Que ele é bom, não resta a menor dúvida, a questão é o custo dele. Não o custo financeiro, mas o cultural. Não no que diz respeito ao que ele cria, mas ao que diz respeito ao que ele muda, torna obsoleto e faz desaparecer.

Veja só o caso dos escultores. Se por um lado as impressoras 3D, daqui a alguns anos vão fazer com que a atividade desses artistas praticamente desapareça, por outro quem continuar esculpindo manualmente, será reconhecido e respeitado por sua raridade!

Mas não era exatamente sobre isso que eu desejava falar. Queria mesmo falar era sobre o fato de que o nó pelo qual estamos passando, motivado por essa imensa revolução tecnológica, inclusiva e democrática, por mais incrível que possa parecer está impondo comportamentos autoritários e excludentes contra aqueles que pensam ou agem de maneira discordante da corrente detentora do poder que emana desse sistema, e aqui não cabe nenhuma forma de julgamento de valor. Falo do direito inato de discordar, de ser diferente do seu diferente, não importando quem ele seja.

Criaram um monstro devorador de quem não se comporta como desejam os detentores desse poder. Um monstro parecido com aquele criado pelos impérios invasores da antiguidade, em suas jornadas de conquista e dominação. Monstro igual aquele, imposto pela revolução advinda da massificação da propaganda dos anos 1960, onde quem não usasse jeans e tomasse Coca-Cola, era o quadrado, o “cancelado” daquela época. O termo “cancelado”, mesmo ainda não existindo naquela época, já significava a mesma coisa, absurda e inadmissível dos dias de hoje, onde aqueles que não pensam ou agem como prescrevem os detentores desse abusivo poder de impor a todos um padrão, são submetidos de maneira tão violenta quanto a fúria dos piores escravocratas e dos mais repugnantes nazistas em seus tempos.

Discordar dessa turba pode até ser considerado um suicídio, mas está mais para uma chacina, praticada com os mesmos requintes de loucura e crueldade que aqueles praticados pelas velhas e abomináveis KKK e SS.

Por favor não pense que eu estou exagerando. Longe disso! Tudo que eu digo e tudo que qualquer pessoa disser, ainda será pouco perto deste inominável crime que está acontecendo neste momento.

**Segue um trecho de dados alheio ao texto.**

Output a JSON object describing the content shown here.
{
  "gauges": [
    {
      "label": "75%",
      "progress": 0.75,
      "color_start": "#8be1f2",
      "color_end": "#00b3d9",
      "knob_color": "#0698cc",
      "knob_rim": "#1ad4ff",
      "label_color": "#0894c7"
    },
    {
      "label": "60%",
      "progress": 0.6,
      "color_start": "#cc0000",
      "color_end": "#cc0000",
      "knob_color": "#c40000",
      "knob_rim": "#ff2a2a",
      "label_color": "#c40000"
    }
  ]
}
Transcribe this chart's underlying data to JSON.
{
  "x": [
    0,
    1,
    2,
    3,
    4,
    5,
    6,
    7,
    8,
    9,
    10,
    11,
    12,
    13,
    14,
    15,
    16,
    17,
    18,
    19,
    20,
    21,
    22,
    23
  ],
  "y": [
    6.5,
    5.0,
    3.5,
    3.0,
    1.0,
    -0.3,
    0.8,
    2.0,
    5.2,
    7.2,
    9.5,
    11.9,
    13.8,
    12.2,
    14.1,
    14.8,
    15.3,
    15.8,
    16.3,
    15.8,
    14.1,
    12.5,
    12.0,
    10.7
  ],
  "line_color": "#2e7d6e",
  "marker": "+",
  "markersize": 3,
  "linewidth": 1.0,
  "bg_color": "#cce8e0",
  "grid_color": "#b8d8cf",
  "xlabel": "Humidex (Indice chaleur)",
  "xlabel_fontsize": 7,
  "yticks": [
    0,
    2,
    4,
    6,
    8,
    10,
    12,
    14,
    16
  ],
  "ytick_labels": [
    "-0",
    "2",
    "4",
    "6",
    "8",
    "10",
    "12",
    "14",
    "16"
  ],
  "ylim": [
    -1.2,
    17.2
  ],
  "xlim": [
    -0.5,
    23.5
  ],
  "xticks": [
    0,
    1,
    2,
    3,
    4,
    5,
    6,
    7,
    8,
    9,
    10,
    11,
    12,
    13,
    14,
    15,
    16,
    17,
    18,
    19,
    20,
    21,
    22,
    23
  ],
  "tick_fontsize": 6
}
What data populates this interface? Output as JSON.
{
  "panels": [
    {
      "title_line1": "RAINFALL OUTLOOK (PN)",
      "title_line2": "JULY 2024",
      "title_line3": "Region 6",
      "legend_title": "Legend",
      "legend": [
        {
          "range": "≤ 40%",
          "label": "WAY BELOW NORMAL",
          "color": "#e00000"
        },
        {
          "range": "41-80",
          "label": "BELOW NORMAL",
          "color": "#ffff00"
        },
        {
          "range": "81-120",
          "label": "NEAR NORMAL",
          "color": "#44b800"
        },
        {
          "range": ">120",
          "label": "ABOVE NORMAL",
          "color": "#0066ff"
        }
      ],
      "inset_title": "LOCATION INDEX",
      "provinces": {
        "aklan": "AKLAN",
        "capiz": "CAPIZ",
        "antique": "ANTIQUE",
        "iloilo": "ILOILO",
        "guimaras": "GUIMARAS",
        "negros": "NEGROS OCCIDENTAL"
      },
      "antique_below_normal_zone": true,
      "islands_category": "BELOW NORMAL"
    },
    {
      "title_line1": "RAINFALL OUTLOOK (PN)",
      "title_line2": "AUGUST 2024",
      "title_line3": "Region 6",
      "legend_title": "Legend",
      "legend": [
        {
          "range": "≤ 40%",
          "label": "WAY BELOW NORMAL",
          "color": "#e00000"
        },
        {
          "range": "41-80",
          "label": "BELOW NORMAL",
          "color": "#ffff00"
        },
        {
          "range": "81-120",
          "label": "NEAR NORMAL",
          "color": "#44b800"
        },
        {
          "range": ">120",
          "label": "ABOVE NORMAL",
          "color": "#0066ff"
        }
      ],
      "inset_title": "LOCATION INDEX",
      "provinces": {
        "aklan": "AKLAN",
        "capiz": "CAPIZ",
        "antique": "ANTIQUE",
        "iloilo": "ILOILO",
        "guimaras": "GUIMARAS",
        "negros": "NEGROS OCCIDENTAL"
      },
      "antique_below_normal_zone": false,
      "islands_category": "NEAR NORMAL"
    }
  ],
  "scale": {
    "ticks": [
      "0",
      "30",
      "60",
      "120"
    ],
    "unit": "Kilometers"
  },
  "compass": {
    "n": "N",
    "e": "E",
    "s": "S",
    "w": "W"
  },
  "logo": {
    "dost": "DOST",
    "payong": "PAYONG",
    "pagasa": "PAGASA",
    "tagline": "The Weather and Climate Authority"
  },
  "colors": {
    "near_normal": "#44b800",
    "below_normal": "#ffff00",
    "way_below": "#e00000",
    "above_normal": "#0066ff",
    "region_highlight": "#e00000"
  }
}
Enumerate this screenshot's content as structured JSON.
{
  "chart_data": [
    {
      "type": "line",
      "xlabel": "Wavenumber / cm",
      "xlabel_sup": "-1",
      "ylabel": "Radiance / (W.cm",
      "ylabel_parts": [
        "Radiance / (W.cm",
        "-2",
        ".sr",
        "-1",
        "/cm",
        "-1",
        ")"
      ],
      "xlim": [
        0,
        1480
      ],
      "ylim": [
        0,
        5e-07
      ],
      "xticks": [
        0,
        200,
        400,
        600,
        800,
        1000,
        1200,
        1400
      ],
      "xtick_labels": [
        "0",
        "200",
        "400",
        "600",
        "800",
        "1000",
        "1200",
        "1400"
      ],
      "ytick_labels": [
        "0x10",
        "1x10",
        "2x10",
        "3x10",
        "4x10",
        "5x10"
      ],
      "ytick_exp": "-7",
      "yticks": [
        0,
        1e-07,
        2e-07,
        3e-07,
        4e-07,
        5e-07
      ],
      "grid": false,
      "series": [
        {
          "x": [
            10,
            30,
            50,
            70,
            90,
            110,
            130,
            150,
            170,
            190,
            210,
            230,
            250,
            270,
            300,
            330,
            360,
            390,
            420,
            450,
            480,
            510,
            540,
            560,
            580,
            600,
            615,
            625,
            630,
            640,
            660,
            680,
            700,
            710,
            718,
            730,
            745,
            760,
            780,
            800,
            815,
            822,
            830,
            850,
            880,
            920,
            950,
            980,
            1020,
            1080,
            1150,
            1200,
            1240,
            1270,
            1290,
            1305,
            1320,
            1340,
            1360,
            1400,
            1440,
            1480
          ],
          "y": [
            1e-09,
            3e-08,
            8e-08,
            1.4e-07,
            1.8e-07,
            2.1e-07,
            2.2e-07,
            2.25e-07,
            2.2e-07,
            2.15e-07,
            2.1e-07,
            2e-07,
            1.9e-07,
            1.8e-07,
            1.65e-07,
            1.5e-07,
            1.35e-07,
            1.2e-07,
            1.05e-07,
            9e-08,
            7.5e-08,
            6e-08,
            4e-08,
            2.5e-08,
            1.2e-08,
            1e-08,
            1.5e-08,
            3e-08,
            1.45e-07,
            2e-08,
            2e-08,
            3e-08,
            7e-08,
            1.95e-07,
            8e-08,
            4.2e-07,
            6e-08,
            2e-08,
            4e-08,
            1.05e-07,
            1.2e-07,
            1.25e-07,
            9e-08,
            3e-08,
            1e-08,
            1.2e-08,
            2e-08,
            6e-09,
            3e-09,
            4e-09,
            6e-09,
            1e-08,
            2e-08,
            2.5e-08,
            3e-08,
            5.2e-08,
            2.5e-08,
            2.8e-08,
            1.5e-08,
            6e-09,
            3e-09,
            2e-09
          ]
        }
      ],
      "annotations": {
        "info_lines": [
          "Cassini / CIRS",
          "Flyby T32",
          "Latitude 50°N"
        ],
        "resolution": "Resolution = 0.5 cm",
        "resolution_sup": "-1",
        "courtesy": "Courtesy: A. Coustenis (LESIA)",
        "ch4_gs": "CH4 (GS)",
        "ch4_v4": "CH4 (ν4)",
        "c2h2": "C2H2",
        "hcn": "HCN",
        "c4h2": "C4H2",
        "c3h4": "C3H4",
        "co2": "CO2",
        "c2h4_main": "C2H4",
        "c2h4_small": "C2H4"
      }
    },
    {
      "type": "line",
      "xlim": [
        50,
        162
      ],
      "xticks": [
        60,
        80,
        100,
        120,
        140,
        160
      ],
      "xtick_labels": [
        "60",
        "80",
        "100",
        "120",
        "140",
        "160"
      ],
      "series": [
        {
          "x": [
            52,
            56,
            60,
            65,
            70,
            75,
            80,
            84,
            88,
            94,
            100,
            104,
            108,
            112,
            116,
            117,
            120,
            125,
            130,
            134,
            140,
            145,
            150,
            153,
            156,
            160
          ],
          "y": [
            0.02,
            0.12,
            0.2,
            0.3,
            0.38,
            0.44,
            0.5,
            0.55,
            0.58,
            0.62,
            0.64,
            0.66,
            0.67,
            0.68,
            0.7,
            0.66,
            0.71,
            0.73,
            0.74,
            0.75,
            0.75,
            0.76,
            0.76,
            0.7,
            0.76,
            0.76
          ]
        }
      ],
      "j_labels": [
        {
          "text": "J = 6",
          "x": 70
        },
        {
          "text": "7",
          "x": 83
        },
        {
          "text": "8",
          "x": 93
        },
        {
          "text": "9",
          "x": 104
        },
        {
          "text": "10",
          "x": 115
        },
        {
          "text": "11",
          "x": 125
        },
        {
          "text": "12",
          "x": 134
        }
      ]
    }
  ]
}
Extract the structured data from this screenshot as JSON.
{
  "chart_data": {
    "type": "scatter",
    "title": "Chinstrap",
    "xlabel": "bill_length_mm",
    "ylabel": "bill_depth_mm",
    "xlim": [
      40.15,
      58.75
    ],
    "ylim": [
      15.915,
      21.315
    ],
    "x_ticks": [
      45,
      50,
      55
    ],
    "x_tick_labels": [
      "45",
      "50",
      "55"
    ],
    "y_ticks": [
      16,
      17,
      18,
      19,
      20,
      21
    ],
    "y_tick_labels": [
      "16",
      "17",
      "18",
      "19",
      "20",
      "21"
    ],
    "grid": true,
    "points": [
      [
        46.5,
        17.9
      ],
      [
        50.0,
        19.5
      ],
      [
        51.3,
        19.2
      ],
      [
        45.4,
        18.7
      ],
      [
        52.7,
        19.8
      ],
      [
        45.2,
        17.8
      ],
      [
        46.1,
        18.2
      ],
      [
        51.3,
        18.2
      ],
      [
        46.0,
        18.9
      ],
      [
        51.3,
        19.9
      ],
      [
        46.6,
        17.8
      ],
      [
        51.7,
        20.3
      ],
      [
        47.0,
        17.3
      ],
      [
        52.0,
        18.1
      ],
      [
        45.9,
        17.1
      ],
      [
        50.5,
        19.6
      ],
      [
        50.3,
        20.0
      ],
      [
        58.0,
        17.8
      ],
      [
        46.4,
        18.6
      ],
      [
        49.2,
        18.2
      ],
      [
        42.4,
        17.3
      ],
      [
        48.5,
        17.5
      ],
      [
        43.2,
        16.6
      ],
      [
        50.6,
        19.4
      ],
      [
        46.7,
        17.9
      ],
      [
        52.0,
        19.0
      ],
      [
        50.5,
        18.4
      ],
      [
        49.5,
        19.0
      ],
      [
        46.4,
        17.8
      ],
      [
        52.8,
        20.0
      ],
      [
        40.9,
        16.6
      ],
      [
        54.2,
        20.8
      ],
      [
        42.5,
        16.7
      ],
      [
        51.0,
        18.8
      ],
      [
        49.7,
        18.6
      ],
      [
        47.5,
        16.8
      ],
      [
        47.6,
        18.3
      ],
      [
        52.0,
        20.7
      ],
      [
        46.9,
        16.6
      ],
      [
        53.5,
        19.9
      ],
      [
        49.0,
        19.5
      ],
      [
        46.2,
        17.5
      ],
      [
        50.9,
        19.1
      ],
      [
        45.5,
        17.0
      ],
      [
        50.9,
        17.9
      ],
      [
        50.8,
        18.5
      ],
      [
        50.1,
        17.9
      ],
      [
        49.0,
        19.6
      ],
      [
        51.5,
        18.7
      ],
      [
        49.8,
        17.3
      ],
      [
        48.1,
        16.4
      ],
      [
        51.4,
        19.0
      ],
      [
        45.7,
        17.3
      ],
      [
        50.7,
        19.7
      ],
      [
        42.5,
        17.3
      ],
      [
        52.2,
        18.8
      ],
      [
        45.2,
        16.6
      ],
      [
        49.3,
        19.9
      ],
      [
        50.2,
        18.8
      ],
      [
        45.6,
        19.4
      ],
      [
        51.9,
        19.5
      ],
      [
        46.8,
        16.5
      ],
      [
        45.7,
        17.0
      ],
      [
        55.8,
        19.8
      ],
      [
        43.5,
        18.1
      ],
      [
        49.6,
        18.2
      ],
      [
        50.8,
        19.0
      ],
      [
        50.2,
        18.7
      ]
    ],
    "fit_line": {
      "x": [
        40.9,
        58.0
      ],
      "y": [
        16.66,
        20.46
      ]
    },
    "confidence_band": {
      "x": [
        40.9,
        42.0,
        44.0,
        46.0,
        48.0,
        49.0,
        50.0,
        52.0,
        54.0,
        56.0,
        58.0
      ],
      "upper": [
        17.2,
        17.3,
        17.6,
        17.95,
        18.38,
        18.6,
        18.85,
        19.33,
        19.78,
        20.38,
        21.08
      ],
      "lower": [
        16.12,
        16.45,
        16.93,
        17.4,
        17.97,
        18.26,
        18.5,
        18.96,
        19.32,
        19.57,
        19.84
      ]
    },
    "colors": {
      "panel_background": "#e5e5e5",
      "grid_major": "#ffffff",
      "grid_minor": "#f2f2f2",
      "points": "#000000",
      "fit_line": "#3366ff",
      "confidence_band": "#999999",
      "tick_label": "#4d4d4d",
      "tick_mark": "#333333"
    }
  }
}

Conheço um pouco sobre os mecanismos que movem as engrenagens da história. Entendo as reações que as ações causam. Sei que como tudo na vida, as causas trazem inevitáveis consequências. Quaisquer que sejam as que resultarem desse tempo de terror, menos sangrento, porém tão pavoroso quanto a Revolução Francesa, elas virão. Só espero que não demore tanto tempo e que não sejam tão violentas.